Amid the ongoing controversy over parallel drug imports in the US, and the prospect of the forthcoming Prescription Market Access and Drug Safety Act, a UK-based industry expert has outlined current threats posed by parallel imports. The country is a lucrative market for firms involved in the trade, as prescription drug prices are frequently well above those in other EU member states.

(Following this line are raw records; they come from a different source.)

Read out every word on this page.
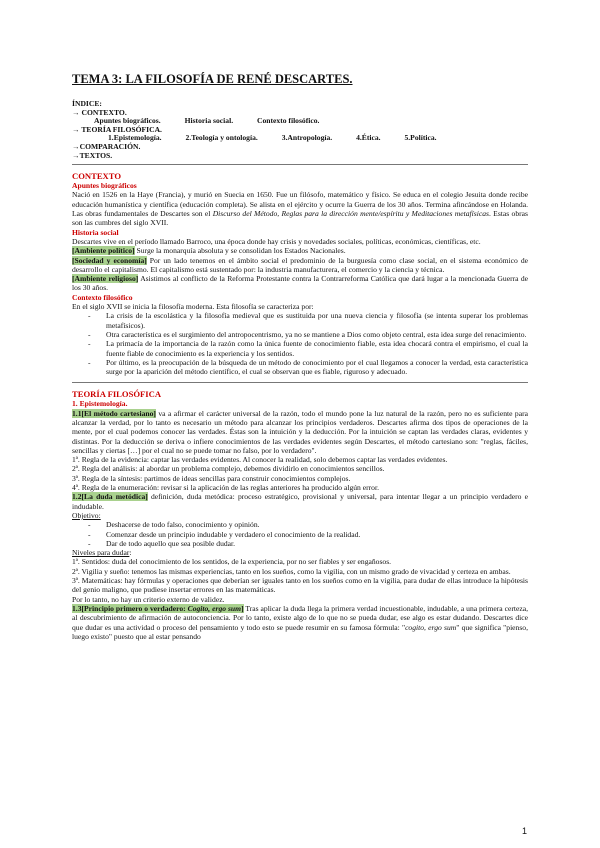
TEMA 3: LA FILOSOFÍA DE RENÉ DESCARTES.
ÍNDICE:
→ CONTEXTO.
Apuntes biográficos.	Historia social.	Contexto filosófico.
→ TEORÍA FILOSÓFICA.
1.Epistemología.	2.Teología y ontología.	3.Antropología.	4.Ética.	5.Política.
→COMPARACIÓN.
→TEXTOS.
CONTEXTO
Apuntes biográficos

Nació en 1526 en la Haye (Francia), y murió en Suecia en 1650. Fue un filósofo, matemático y físico. Se educa en el colegio Jesuita donde recibe educación humanística y científica (educación completa). Se alista en el ejército y ocurre la Guerra de los 30 años. Termina afincándose en Holanda. Las obras fundamentales de Descartes son el Discurso del Método, Reglas para la dirección mente/espíritu y Meditaciones metafísicas. Estas obras son las cumbres del siglo XVII.

Historia social

Descartes vive en el período llamado Barroco, una época donde hay crisis y novedades sociales, políticas, económicas, científicas, etc.

[Ambiente político] Surge la monarquía absoluta y se consolidan los Estados Nacionales.

[Sociedad y economía] Por un lado tenemos en el ámbito social el predominio de la burguesía como clase social, en el sistema económico de desarrollo el capitalismo. El capitalismo está sustentado por: la industria manufacturera, el comercio y la ciencia y técnica.

[Ambiente religioso] Asistimos al conflicto de la Reforma Protestante contra la Contrarreforma Católica que dará lugar a la mencionada Guerra de los 30 años.

Contexto filosófico

En el siglo XVII se inicia la filosofía moderna. Esta filosofía se caracteriza por:

- La crisis de la escolástica y la filosofía medieval que es sustituida por una nueva ciencia y filosofía (se intenta superar los problemas metafísicos).
- Otra característica es el surgimiento del antropocentrismo, ya no se mantiene a Dios como objeto central, esta idea surge del renacimiento.
- La primacía de la importancia de la razón como la única fuente de conocimiento fiable, esta idea chocará contra el empirismo, el cual la fuente fiable de conocimiento es la experiencia y los sentidos.
- Por último, es la preocupación de la búsqueda de un método de conocimiento por el cual llegamos a conocer la verdad, esta característica surge por la aparición del método científico, el cual se observan que es fiable, riguroso y adecuado.
TEORÍA FILOSÓFICA
1. Epistemología.

1.1[El método cartesiano] va a afirmar el carácter universal de la razón, todo el mundo pone la luz natural de la razón, pero no es suficiente para alcanzar la verdad, por lo tanto es necesario un método para alcanzar los principios verdaderos. Descartes afirma dos tipos de operaciones de la mente, por el cual podemos conocer las verdades. Éstas son la intuición y la deducción. Por la intuición se captan las verdades claras, evidentes y distintas. Por la deducción se deriva o infiere conocimientos de las verdades evidentes según Descartes, el método cartesiano son: "reglas, fáciles, sencillas y ciertas […] por el cual no se puede tomar no falso, por lo verdadero".

1ª. Regla de la evidencia: captar las verdades evidentes. Al conocer la realidad, solo debemos captar las verdades evidentes.

2ª. Regla del análisis: al abordar un problema complejo, debemos dividirlo en conocimientos sencillos.

3ª. Regla de la síntesis: partimos de ideas sencillas para construir conocimientos complejos.

4ª. Regla de la enumeración: revisar si la aplicación de las reglas anteriores ha producido algún error.

1.2[La duda metódica] definición, duda metódica: proceso estratégico, provisional y universal, para intentar llegar a un principio verdadero e indudable.

Objetivo:

- Deshacerse de todo falso, conocimiento y opinión.
- Comenzar desde un principio indudable y verdadero el conocimiento de la realidad.
- Dar de todo aquello que sea posible dudar.

Niveles para dudar:

1ª. Sentidos: duda del conocimiento de los sentidos, de la experiencia, por no ser fiables y ser engañosos.

2ª. Vigilia y sueño: tenemos las mismas experiencias, tanto en los sueños, como la vigilia, con un mismo grado de vivacidad y certeza en ambas.

3ª. Matemáticas: hay fórmulas y operaciones que deberían ser iguales tanto en los sueños como en la vigilia, para dudar de ellas introduce la hipótesis del genio maligno, que pudiese insertar errores en las matemáticas.

Por lo tanto, no hay un criterio externo de validez.

1.3[Principio primero o verdadero: Cogito, ergo sum] Tras aplicar la duda llega la primera verdad incuestionable, indudable, a una primera certeza, al descubrimiento de afirmación de autoconciencia. Por lo tanto, existe algo de lo que no se pueda dudar, ese algo es estar dudando. Descartes dice que dudar es una actividad o proceso del pensamiento y todo esto se puede resumir en su famosa fórmula: "cogito, ergo sum" que significa "pienso, luego existo" puesto que al estar pensando

1
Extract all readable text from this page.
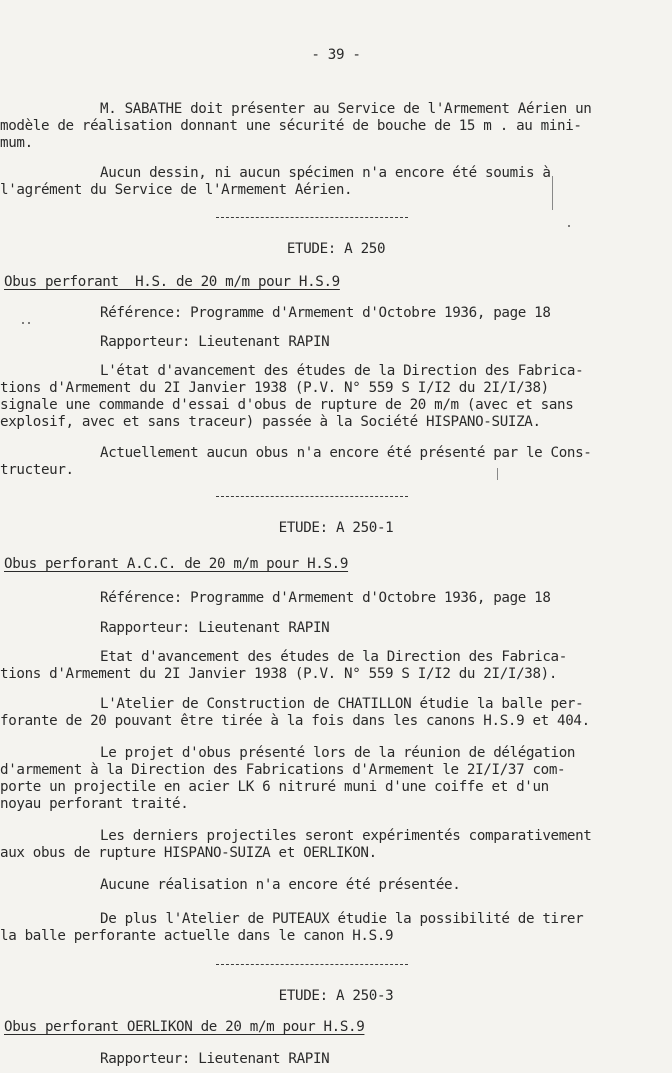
- 39 -
M. SABATHE doit présenter au Service de l'Armement Aérien un
modèle de réalisation donnant une sécurité de bouche de 15 m . au mini-
mum.
Aucun dessin, ni aucun spécimen n'a encore été soumis à
l'agrément du Service de l'Armement Aérien.
ETUDE: A 250
Obus perforant  H.S. de 20 m/m pour H.S.9
Référence: Programme d'Armement d'Octobre 1936, page 18
Rapporteur: Lieutenant RAPIN
L'état d'avancement des études de la Direction des Fabrica-
tions d'Armement du 2I Janvier 1938 (P.V. N° 559 S I/I2 du 2I/I/38)
signale une commande d'essai d'obus de rupture de 20 m/m (avec et sans
explosif, avec et sans traceur) passée à la Société HISPANO-SUIZA.
Actuellement aucun obus n'a encore été présenté par le Cons-
tructeur.
ETUDE: A 250-1
Obus perforant A.C.C. de 20 m/m pour H.S.9
Référence: Programme d'Armement d'Octobre 1936, page 18
Rapporteur: Lieutenant RAPIN
Etat d'avancement des études de la Direction des Fabrica-
tions d'Armement du 2I Janvier 1938 (P.V. N° 559 S I/I2 du 2I/I/38).
L'Atelier de Construction de CHATILLON étudie la balle per-
forante de 20 pouvant être tirée à la fois dans les canons H.S.9 et 404.
Le projet d'obus présenté lors de la réunion de délégation
d'armement à la Direction des Fabrications d'Armement le 2I/I/37 com-
porte un projectile en acier LK 6 nitruré muni d'une coiffe et d'un
noyau perforant traité.
Les derniers projectiles seront expérimentés comparativement
aux obus de rupture HISPANO-SUIZA et OERLIKON.
Aucune réalisation n'a encore été présentée.
De plus l'Atelier de PUTEAUX étudie la possibilité de tirer
la balle perforante actuelle dans le canon H.S.9
ETUDE: A 250-3
Obus perforant OERLIKON de 20 m/m pour H.S.9
Rapporteur: Lieutenant RAPIN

Nevertheless, in testimony given by anticounterfeiting consultant Graham Satchwell to a US Senate committee, it was claimed that the UK's Medicines and Healthcare products Regulatory Agency (MHRA) is finally beginning to acknowledge the safety threat posed by parallel imports. Despite this encouraging sign, the agency is quoted as stating that verifying parallel drug vendors' credentials is "not our duty," and it was noted that enforcement of such credentials inside the European Union (EU) is "sloppy." Existing regulations oblige UK importers to verify that their clients are licensed within the country of the drugs' origin, although there is no single EU agency responsible for their enforcement.

Apart from problems over inadequate or even misleading patient information included with packets of imported drugs, quality fears are paramount in most assessments of parallel imports. A recent UK survey of 300 parallel import drugs identified 25% as "unsafe," with 50 percent failing on other quality grounds. Over 80 percent failed to satisfy inspectors on the basis that the products violated patents.

Generally, the testimony acknowledged that while UK and EU regulations are adequate, practical enforcement is inadequate. Repackaging drugs for export purposes presents a tempting opportunity for counterfeiters, and European regulators simply do not have the capacity to regulate the entire production chain or even order an effective product recall.

Indeed, the MHRA reports that its resources were insufficient to properly manage a tenfold increase in parallel import license applications since 1995, to roughly 30,000. Those supporting Satchwell's claims are likely to agree that any such under-resourcing and bureaucratic deadlock in the US could pose deadly risks to consumers.